What’s happened to the English NHS in recent years comes under the ‘provision’ part of this definition—successive government reforms have focused on allowing private companies to compete to provide healthcare services.
This was one of the aims of the Health and Social Care Act of 2012, passed under the Coalition government, and of earlier policies from the previous Labour government.
That policy doesn’t apply to Scotland, Wales, or Northern Ireland.
The government says it spent £7 billion on private sector healthcare providers last year, 6.3% of its day to day budget in England.
No WHO definition of what should count as a National Health Service
Broadly speaking, the NHS is a system that provides healthcare to the public, based on a person’s health needs rather than their ability to pay, and is funded mostly via taxation.
It’s never been entirely publicly funded though.
Since being founded in 1948 the NHS in the four countries has undergone big changes to the way it operates.

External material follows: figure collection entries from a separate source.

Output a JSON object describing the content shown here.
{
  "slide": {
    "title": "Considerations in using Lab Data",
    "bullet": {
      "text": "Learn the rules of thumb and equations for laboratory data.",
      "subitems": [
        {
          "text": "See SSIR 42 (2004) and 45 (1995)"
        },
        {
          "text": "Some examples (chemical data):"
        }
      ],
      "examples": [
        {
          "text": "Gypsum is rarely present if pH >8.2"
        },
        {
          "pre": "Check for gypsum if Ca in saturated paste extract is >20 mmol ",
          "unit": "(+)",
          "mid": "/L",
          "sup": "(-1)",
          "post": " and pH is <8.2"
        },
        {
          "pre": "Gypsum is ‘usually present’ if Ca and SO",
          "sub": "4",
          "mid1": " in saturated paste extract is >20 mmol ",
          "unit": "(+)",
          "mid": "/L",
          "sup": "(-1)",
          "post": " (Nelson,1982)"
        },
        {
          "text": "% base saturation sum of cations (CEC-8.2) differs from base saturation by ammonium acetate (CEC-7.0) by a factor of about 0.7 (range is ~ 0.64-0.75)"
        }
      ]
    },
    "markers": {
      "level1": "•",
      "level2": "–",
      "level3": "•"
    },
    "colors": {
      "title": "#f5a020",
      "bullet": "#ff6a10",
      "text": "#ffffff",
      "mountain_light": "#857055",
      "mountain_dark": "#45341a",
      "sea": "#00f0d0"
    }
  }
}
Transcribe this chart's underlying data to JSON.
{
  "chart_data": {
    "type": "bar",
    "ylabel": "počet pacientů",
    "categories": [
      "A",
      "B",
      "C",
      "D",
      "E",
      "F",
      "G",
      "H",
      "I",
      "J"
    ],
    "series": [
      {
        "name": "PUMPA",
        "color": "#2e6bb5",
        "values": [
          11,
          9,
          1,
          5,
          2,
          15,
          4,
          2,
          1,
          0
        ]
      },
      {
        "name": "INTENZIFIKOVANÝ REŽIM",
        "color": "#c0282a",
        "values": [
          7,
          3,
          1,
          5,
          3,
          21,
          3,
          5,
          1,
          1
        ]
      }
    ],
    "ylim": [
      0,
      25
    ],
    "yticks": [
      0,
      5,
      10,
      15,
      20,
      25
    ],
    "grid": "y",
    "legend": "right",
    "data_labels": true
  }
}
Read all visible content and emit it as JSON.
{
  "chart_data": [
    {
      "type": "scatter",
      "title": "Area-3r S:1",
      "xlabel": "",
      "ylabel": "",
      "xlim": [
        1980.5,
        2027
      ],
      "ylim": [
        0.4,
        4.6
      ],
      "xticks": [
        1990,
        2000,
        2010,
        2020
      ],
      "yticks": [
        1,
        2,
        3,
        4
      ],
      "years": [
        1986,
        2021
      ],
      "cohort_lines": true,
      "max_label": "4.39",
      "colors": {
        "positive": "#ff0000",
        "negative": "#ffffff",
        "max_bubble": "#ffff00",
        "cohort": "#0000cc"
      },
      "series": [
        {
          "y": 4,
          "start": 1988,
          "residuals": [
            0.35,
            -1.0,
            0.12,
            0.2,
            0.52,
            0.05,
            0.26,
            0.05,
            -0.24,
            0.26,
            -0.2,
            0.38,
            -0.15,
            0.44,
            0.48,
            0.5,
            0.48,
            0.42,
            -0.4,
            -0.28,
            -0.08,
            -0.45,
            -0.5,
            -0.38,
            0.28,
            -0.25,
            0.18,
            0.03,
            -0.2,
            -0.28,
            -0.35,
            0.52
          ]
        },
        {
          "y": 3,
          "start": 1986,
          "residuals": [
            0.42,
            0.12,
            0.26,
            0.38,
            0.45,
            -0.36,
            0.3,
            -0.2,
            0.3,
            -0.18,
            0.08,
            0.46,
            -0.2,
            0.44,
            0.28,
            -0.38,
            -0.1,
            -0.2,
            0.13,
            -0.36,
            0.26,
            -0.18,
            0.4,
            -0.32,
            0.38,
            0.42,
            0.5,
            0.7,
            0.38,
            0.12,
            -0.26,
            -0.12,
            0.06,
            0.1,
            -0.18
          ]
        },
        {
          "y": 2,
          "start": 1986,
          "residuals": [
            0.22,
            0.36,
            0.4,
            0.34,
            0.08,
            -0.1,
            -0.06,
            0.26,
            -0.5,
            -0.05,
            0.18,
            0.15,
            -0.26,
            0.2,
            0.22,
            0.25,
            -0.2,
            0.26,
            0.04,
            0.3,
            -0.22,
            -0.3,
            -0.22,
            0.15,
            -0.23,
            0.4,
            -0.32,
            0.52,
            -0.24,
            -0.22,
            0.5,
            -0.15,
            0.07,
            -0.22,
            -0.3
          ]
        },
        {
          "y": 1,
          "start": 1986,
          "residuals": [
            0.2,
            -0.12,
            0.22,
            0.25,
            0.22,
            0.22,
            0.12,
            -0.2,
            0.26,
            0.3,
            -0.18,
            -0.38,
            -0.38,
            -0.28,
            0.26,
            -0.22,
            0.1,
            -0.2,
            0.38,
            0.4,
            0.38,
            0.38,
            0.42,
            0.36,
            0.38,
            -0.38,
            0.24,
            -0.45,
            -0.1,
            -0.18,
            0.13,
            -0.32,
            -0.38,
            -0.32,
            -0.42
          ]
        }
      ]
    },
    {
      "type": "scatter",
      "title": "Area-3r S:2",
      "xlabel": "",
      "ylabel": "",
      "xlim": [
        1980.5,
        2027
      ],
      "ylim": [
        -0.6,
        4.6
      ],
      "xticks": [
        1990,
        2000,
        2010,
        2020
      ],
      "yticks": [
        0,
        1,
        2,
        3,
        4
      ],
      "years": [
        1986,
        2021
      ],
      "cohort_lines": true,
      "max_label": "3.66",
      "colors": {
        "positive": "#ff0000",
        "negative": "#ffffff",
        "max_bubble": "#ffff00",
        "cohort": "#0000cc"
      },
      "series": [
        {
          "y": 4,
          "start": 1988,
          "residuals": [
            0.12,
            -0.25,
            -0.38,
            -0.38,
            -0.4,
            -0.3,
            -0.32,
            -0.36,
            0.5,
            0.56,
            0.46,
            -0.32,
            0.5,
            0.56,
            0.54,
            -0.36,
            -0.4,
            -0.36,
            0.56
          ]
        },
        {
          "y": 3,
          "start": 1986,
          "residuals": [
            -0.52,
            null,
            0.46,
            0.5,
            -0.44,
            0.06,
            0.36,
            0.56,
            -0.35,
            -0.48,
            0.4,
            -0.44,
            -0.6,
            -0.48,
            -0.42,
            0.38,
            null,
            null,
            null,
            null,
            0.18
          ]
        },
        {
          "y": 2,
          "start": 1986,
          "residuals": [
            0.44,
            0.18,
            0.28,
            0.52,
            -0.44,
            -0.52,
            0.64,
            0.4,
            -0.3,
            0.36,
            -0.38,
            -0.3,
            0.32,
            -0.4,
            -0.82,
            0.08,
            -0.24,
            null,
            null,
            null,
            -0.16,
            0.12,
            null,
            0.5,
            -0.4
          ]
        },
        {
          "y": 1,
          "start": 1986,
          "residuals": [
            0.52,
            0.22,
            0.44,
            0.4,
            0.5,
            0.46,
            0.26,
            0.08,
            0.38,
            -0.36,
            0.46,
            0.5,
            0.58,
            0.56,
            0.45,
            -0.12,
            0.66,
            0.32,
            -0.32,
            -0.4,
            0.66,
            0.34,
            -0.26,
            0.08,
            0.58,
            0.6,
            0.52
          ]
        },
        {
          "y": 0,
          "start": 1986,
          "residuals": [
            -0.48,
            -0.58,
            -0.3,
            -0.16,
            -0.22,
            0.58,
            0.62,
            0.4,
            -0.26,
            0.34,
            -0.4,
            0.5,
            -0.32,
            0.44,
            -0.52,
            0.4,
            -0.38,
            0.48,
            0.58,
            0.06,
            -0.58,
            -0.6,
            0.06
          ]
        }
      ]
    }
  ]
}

In a 2011 report the WHO said that in England major changes since 1997 included the expansion of private provision, along with a fairly lengthy list of other changes such as the introduction of patient choice and more freedom for some hospitals, among other things.
Just how fundamental a change the privatisation has been is controversial. You might agree with the article’s author, who argues that public ownership of services is central to what the NHS is, or should be, about. Full Fact isn’t going to get into a debate over what principles the service embodies, or should embody.
But neither has the WHO—so the claim is inaccurate.